- The 'tango' part of the sculpture, 2022
- Artist: Jack Mackie; Charles Greening;
- Year: 1979
- Type: Sculpture
- Medium: Sculpture: bronze Base: concrete
- Condition: "Well maintained" (1995)
- Location: Seattle, Washington, United States; 47°37′16″N 122°19′15″W﻿ / ﻿47.62111°N 122.32083°W;

= Dancer's Series: Steps =

Sculpture series in Seattle, Washington, U.S.

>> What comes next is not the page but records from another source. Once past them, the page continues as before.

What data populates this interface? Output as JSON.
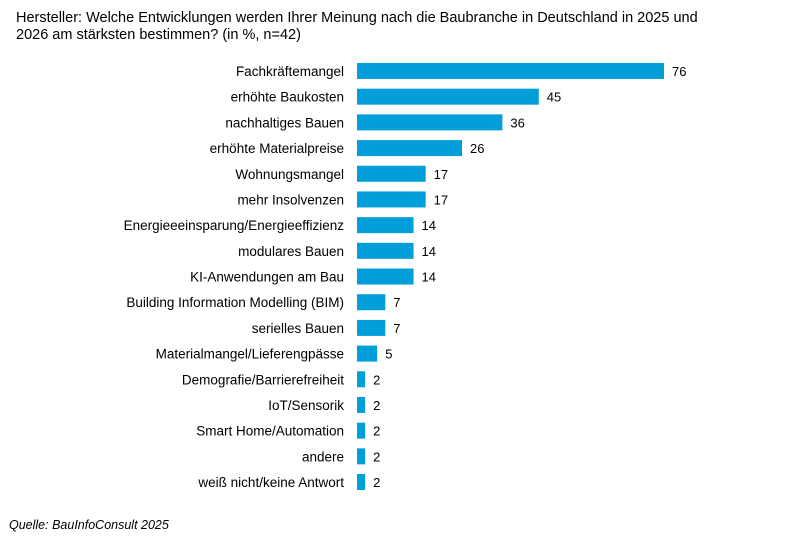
{
  "title": "Hersteller: Welche Entwicklungen werden Ihrer Meinung nach die Baubranche in Deutschland in 2025 und 2026 am stärksten bestimmen? (in %, n=42)",
  "source": "Quelle: BauInfoConsult 2025",
  "chart_data": {
    "type": "bar",
    "orientation": "horizontal",
    "title": "Hersteller: Welche Entwicklungen werden Ihrer Meinung nach die Baubranche in Deutschland in 2025 und 2026 am stärksten bestimmen? (in %, n=42)",
    "categories": [
      "Fachkräftemangel",
      "erhöhte Baukosten",
      "nachhaltiges Bauen",
      "erhöhte Materialpreise",
      "Wohnungsmangel",
      "mehr Insolvenzen",
      "Energieeeinsparung/Energieeffizienz",
      "modulares Bauen",
      "KI-Anwendungen am Bau",
      "Building Information Modelling (BIM)",
      "serielles Bauen",
      "Materialmangel/Lieferengpässe",
      "Demografie/Barrierefreiheit",
      "IoT/Sensorik",
      "Smart Home/Automation",
      "andere",
      "weiß nicht/keine Antwort"
    ],
    "values": [
      76,
      45,
      36,
      26,
      17,
      17,
      14,
      14,
      14,
      7,
      7,
      5,
      2,
      2,
      2,
      2,
      2
    ],
    "xlabel": "",
    "ylabel": "",
    "xlim": [
      0,
      76
    ],
    "grid": false,
    "data_labels": true,
    "bar_color": "#009fda"
  }
}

Dancer's Series: Steps is an outdoor 1979 bronze sculpture series by artists Jack Mackie and Charles Greening, installed on the sidewalks of a nine-block stretch of Broadway between Pine and Roy streets in the Capitol Hill neighborhood of Seattle, Washington.

==Description==
The installation features nine dance patterns, some of which are "imaginary", inlaid in the sidewalk: Lindy, Mambo, Obeebo, Bus stop, Cha Cha, Foxtrot, Rumba, Tango, and Waltz. They are located between Roy and Pine streets on Broadway.

==History==
The installation was designed and copyrighted in 1979 and dedicated in 1982. It was surveyed and deemed "well maintained" by the Smithsonian Institution's "Save Outdoor Sculpture!" program in April 1995.